Use [`operating_points.py`](../api/operating_points.md)
for this instead of hand-rolling post-processing. Mixed-class targets
report `metrics_at_threshold`; all-positive targets report
`recall@threshold`; all-negative targets report `fpr@threshold` and
specificity.

See [evidence.md](evidence.md#threshold-transfer) for the full
claim-evidence framing.

(thresholds-pitfalls)=
## Pitfalls / Common mistakes
- **Reporting metrics at threshold = 0.5 by default.** sklearn defaults
  to 0.5 for `predict()`. For an imbalanced classifier with a calibrated
  output, the Bayes-optimal threshold is rarely 0.5 — it's
  `(1−π) / (1+(c_fn / c_fp − 1)·π)`. Pick a selector deliberately.
- **Picking the threshold on the test set.** This is selection on the
  same data you'll evaluate on — straightforward leakage. Pick the
  threshold on a *validation* slice carved off the train fold.
- **Fitting `CostSensitiveSelector` on uncalibrated scores.** The
  Bayes-optimal formula assumes the scores are P(y=1 | x). Raw logits
  or pre-sigmoid model outputs aren't probabilities. Calibrate first.
- **Treating `criterion="max_f1"` as universally best.** Max-F1 is
  appropriate when (a) F1 is the right metric and (b) costs are roughly
  symmetric. For asymmetric-cost deployments, use
  `CostSensitiveSelector` or `TargetFPRSelector`.
- **Reporting fixed-threshold CI when deployment refits.** Use the
  two-level bootstrap if production retunes the threshold on each new
  batch.

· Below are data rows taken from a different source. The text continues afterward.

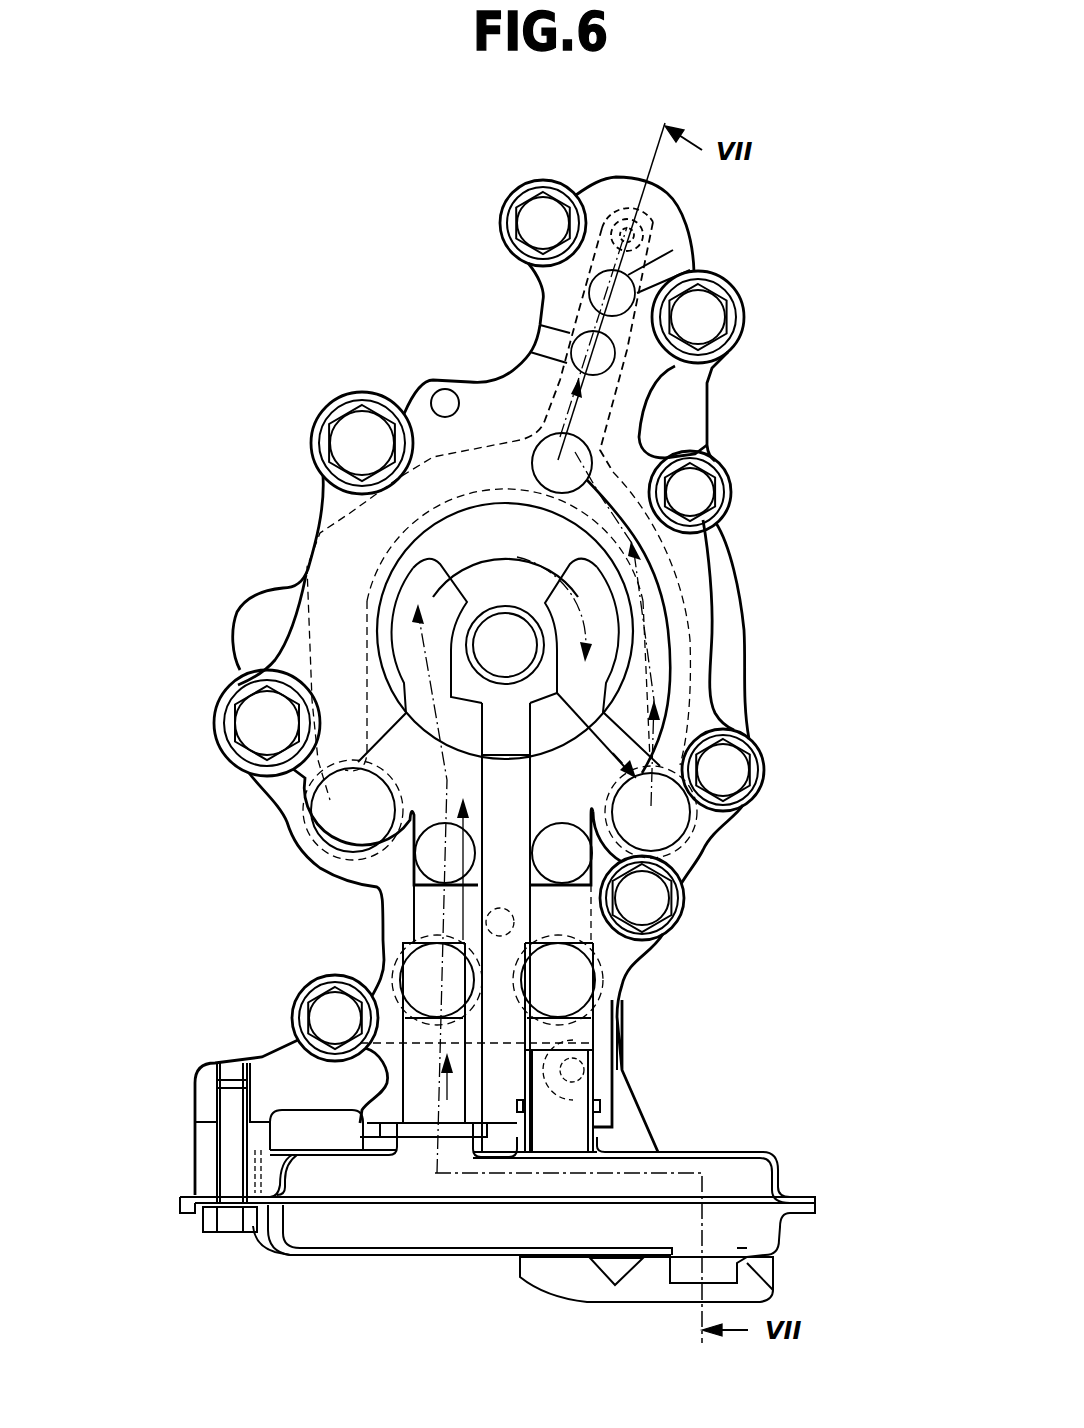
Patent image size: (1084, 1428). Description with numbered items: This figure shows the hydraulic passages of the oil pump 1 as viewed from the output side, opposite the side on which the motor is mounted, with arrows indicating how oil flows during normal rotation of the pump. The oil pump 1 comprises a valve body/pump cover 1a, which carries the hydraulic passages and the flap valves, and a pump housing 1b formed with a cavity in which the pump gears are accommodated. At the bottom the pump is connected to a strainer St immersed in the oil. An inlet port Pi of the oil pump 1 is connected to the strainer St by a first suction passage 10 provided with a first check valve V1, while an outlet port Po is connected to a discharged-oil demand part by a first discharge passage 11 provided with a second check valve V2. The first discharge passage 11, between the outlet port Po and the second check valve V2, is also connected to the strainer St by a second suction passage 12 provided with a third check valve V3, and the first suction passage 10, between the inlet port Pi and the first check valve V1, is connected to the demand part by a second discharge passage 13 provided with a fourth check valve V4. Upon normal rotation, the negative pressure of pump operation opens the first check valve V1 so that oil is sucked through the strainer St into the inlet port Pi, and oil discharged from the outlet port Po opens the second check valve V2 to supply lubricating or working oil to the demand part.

The oil pump 1 is at (478, 374).
The valve body/pump cover 1a is at (693, 423).
The pump housing 1b is at (673, 240).
The first suction passage 10 is at (410, 900).
The first discharge passage 11 is at (689, 623).
The second suction passage 12 is at (604, 932).
The second discharge passage 13 is at (332, 559).
The inlet port Pi is at (402, 628).
The outlet port Po is at (607, 642).
The first check valve V1 is at (395, 969).
The second check valve V2 is at (703, 825).
The third check valve V3 is at (600, 995).
The fourth check valve V4 is at (322, 820).
The strainer St is at (778, 1165).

The narrower fixed-threshold CI is overconfident.

- **`recall@p` semantics divergence on migration.** If you migrated
  from a code base where `recall@p` (or `"recall_0.90"` in the v0.6
  string API) picked the *smallest* threshold meeting the recall floor
  — i.e., the *highest-recall* feasible point — eval-toolkit's
  [`TargetRecallSelector(p)`](../api/thresholds.md)
  picks the *highest* threshold meeting the floor — i.e., the
  *most-precise* feasible point. Both are valid operating points; we
  standardize on the most-precise convention because it matches
  Lipton-Elkan 2014 §3 and the canonical "least-aggressive predictor
  that still meets the recall floor" framing. *Numerical effect*: same
  recall (≥ p), but the toolkit's threshold is ≥ the legacy
  threshold — and therefore precision is ≥ the legacy precision. If
  you have a golden fixture pinned to the legacy convention, you'll
  see threshold differences but recall ≥ p still holds. See the
  `prompt-injection-sdd` v0.7.0 migration commit for a worked example
  (its `recall@0.90` golden case is now skipped with this rationale).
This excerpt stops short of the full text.